Note that default_application doesn't interact with app-specfic routing, since 
it's used after rewrite has taken place. default_controller and 
default_function should normally be used only in an app-specific routes.py, 
because, in the base routes.py, they will apply to all apps *without* an 
app-specific routes.py. That would probably lead to confusion when running 
admin or examples; at the very least their defaults would break.

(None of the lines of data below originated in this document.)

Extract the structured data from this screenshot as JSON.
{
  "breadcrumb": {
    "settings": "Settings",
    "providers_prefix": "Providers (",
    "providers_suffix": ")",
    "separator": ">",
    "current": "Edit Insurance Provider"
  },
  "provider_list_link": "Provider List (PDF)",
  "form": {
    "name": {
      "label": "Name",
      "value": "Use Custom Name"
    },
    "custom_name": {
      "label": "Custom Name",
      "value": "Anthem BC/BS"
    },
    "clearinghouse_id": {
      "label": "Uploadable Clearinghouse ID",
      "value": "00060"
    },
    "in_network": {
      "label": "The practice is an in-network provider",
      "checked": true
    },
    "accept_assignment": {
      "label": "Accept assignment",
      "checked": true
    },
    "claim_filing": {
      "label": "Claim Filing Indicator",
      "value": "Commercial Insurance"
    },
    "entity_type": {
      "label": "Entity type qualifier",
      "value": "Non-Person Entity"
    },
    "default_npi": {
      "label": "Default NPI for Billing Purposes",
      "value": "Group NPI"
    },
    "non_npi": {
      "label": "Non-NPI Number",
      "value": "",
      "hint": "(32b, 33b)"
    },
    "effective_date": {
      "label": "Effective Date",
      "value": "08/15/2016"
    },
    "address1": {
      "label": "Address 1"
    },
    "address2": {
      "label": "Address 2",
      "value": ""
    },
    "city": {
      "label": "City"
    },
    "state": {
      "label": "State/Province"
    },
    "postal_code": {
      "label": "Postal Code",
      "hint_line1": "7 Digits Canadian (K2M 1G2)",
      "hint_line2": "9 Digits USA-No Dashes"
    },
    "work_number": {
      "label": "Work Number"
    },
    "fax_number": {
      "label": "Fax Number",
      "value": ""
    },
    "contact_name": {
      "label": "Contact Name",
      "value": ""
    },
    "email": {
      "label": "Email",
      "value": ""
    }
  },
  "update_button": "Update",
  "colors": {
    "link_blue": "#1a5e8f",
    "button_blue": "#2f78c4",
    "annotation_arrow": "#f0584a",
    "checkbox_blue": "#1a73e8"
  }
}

5. As usual, I suggest that when you edit routes.example.py to generate a new 
routes.py, you also edit the doctest at the end, and use it to verify that 
you're getting what you expect. To run the doctest, just do "python routes.py".

There's also a patch pending that logs all rewrite operations. MUCH too verbose 
for production work, but could be useful in diagnosing problems with routes.py. 
(I think there's a problem with logging in general, though, so some more 
changes may be necessary.)

It's largely untested, but I'll try to respond quickly to bug reports.